WASHINGTON – The Carnegie Endowment for International Peace announced today that Evan A. Feigenbaum will join its leadership team as vice president for studies.
In this new role, Feigenbaum will oversee work on a dynamic region encompassing both East Asia and South Asia, including the Carnegie–Tsinghua Center in Beijing and Carnegie India in New Delhi.
Feigenbaum, vice chairman of the Paulson Institute at the University of Chicago and co-founder of its digital venture MacroPolo, will succeed Douglas Paal, who built and led Carnegie’s Asia Program over the past decade and who will remain at Carnegie as a distinguished fellow.
A longtime specialist on Asia with a PhD in Chinese politics from Stanford University, Feigenbaum has also been a nonresident senior fellow at Carnegie. His work has spanned the public, private, and nonprofit sectors and three major regions of Asia. From 2001 to 2009, he served at the U.S. State Department, including as deputy assistant secretary of state for South Asia, deputy assistant secretary of state for Central Asia, and member of the secretary of state’s policy planning staff with principal responsibility for East Asia and the Pacific. He led the Asia practice at the markets consultancy Eurasia Group and taught at Harvard University and the U.S. Naval Postgraduate School.

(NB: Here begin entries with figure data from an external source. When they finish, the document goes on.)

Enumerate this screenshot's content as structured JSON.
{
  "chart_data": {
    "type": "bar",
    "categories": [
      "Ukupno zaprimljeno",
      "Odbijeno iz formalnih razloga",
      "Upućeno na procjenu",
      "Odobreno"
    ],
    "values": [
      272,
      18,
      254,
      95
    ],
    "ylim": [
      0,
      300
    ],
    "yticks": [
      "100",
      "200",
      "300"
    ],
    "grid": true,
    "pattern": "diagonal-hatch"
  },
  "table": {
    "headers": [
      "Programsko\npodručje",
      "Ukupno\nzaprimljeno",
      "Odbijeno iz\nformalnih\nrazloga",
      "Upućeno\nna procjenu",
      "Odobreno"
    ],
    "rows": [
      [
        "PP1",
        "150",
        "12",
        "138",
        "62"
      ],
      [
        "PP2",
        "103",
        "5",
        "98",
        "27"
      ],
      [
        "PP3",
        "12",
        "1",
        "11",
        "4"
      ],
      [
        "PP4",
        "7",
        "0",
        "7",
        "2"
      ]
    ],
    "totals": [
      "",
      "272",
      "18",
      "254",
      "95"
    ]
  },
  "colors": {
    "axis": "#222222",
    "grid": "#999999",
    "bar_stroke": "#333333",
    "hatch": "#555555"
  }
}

“I am honored to take on this new role at the Carnegie Endowment at a moment of dramatic change in Asia,” said Feigenbaum. “And I am especially pleased to join a team led by Bill Burns. Our time working together at the State Department was one of the highlights of my career. I look forward to working again with him and with Carnegie’s extraordinary group of scholars and policy practitioners across the region and around the world.”
“Evan has a rare mix of scholarly credentials, senior policy experience, broad regional expertise, and proven track record as a leader of an international affairs think tank. He is fiercely independent and endlessly creative and energetic. His is a voice of reason at a moment when that is often in short supply,” said Carnegie President William J. Burns. “We are extraordinarily fortunate to have him join the Carnegie family, and look forward to helping him realize his vision for Carnegie’s work in a part of the world that could not be more consequential.”